How to serialize a Scala object to Json which already contains some Json

Question

I have the following object which I am serializing to json using Circe

case class Person(name: String, data: String)
val x = Person("test", s"""{"a": 10, "b":"foo"}""")
import io.circe._, io.circe.generic.auto._, io.circe.parser._, io.circe.syntax._
println(x.asJson)

The output of the statement above is

{
  "name" : "test",
  "data" : "{\"a\":10, \"b\":\"foo\"}"
}

but the output I want is

{
    "name": "test",
    "data": {
        "a": 10,
        "b": "foo"
    }
}

I get the data for the data field from a json based data store. I want to pass it through (so I don't want to unmarshall it into a scala object, only to demarshall it again into json. that marshall/demarshall is a waste of CPU on my server.
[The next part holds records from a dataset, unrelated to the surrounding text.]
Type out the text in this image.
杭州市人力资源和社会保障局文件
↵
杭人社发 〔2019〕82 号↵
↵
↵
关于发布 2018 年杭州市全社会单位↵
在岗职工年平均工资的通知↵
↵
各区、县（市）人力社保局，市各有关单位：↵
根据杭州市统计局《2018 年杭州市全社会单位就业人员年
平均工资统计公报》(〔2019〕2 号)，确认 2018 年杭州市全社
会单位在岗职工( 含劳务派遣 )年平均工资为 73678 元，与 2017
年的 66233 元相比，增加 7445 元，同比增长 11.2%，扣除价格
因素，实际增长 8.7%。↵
So how do I handle such data?

Answer 1

Well, you can write your own Encoder implementation, e.g.:

import io.circe.{Encoder, Json}
import io.circe.jawn.parse

case class Person(name: String, data: String)

implicit val personEncoder: Encoder[Person] = new Encoder[Person] {
  override def apply(person: Person): Json = {
    val name = Json.fromString(person.name)
    val data = parse(person.data) match {
      case Left(_)      => Json.obj()
      case Right(value) => value
    }
    Json.obj("name" -> name, "data" -> data)
  }
}

As a matter of the fact, you have pretty unusual case - one of the fields is a String, that you need to parse, before you put it as a child Json node. Error failure need to be handled somehow - I used empty object, but that isn't necessarily what you would like to use.

If you want to omit the deserialization step... that is not possible. You are building tree of JSON nodes with defined behavior. String cannot suddenly be treated like Json object.